Before I recount the rest of his answer, let me explain some facts behind it: The Land of South Slavs is a patchwork nation of six republics (Bosnia-Herzegovina, Montenegro, Croatia, Macedonia, Slovenia and Serbia), plus two autonomous provinces in Serbia (Vojvodina and Kosova). There are large numbers of six different ethnic groups within the country (Montenegrins, Croats, Macedonians, Muslims, Slovenes and Serbs), as well as 18 nationalities of which Albanians, Hungarians, Turks and Slovaks are the most numerous. There are three major languages spoken (Serbo-Croatian, Slovene and Macedonian), each different from the other. In the north Yugoslavs tend to show more the characteristics of central Europe, while those in the south reflect the influence of Turkey, Greece and Albania. This makes for deep ethnic differences—and dislikes—within the country, and as often as not there will be provincial prejudice in any opinion expressed by people in one part of Yugoslavia about people in another part.

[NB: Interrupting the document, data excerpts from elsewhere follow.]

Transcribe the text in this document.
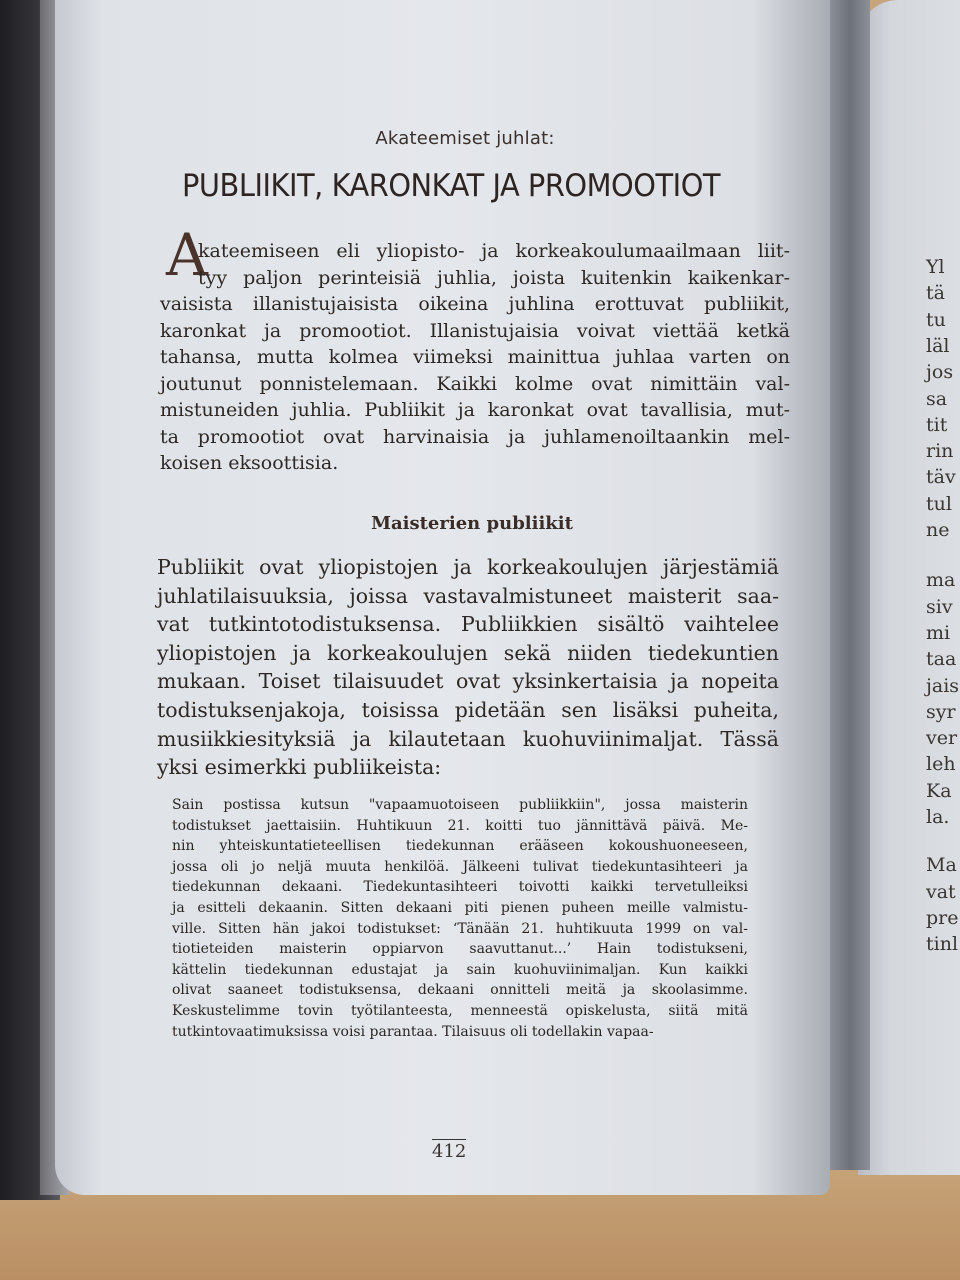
Akateemiset juhlat:
PUBLIIKIT, KARONKAT JA PROMOOTIOT
A
kateemiseen eli yliopisto- ja korkeakoulumaailmaan liit-
tyy paljon perinteisiä juhlia, joista kuitenkin kaikenkar-
vaisista illanistujaisista oikeina juhlina erottuvat publiikit,
karonkat ja promootiot. Illanistujaisia voivat viettää ketkä
tahansa, mutta kolmea viimeksi mainittua juhlaa varten on
joutunut ponnistelemaan. Kaikki kolme ovat nimittäin val-
mistuneiden juhlia. Publiikit ja karonkat ovat tavallisia, mut-
ta promootiot ovat harvinaisia ja juhlamenoiltaankin mel-
koisen eksoottisia.
Maisterien publiikit
Publiikit ovat yliopistojen ja korkeakoulujen järjestämiä
juhlatilaisuuksia, joissa vastavalmistuneet maisterit saa-
vat tutkintotodistuksensa. Publiikkien sisältö vaihtelee
yliopistojen ja korkeakoulujen sekä niiden tiedekuntien
mukaan. Toiset tilaisuudet ovat yksinkertaisia ja nopeita
todistuksenjakoja, toisissa pidetään sen lisäksi puheita,
musiikkiesityksiä ja kilautetaan kuohuviinimaljat. Tässä
yksi esimerkki publiikeista:
Sain postissa kutsun "vapaamuotoiseen publiikkiin", jossa maisterin
todistukset jaettaisiin. Huhtikuun 21. koitti tuo jännittävä päivä. Me-
nin yhteiskuntatieteellisen tiedekunnan erääseen kokoushuoneeseen,
jossa oli jo neljä muuta henkilöä. Jälkeeni tulivat tiedekuntasihteeri ja
tiedekunnan dekaani. Tiedekuntasihteeri toivotti kaikki tervetulleiksi
ja esitteli dekaanin. Sitten dekaani piti pienen puheen meille valmistu-
ville. Sitten hän jakoi todistukset: ‘Tänään 21. huhtikuuta 1999 on val-
tiotieteiden maisterin oppiarvon saavuttanut...’ Hain todistukseni,
kättelin tiedekunnan edustajat ja sain kuohuviinimaljan. Kun kaikki
olivat saaneet todistuksensa, dekaani onnitteli meitä ja skoolasimme.
Keskustelimme tovin työtilanteesta, menneestä opiskelusta, siitä mitä
tutkintovaatimuksissa voisi parantaa. Tilaisuus oli todellakin vapaa-
412
Yl
tä
tu
läl
jos
sa
tit
rin
täv
tul
ne
ma
siv
mi
taa
jais
syr
ver
leh
Ka
la.
Ma
vat
pre
tinl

With that perspective, here's the rest of Sanca's opinion concerning the possibility of a well-run Olympics: "The problem is the small things. Nobody changes light bulbs. The running water stops and no one fixes it. These are small things. But, of course, it only takes small stones to make a full mosaic. The difference between Slovenia and Bosnia is plain. They have looked to Allah to produce for them, and they patiently wait until tomorrow if Allah does not do it today. For hundreds of years they have lived in fear of Turks coming on horses, so they do little until tomorrow—just in case the Turk comes today. Do you know this word 'phlegmatically'? This is what may prevail in Sarajevo. The big things, the competitions, will be very good. But the small things, the small things might make the big mosaic everyone remembers after the Olympics have long left Sarajevo."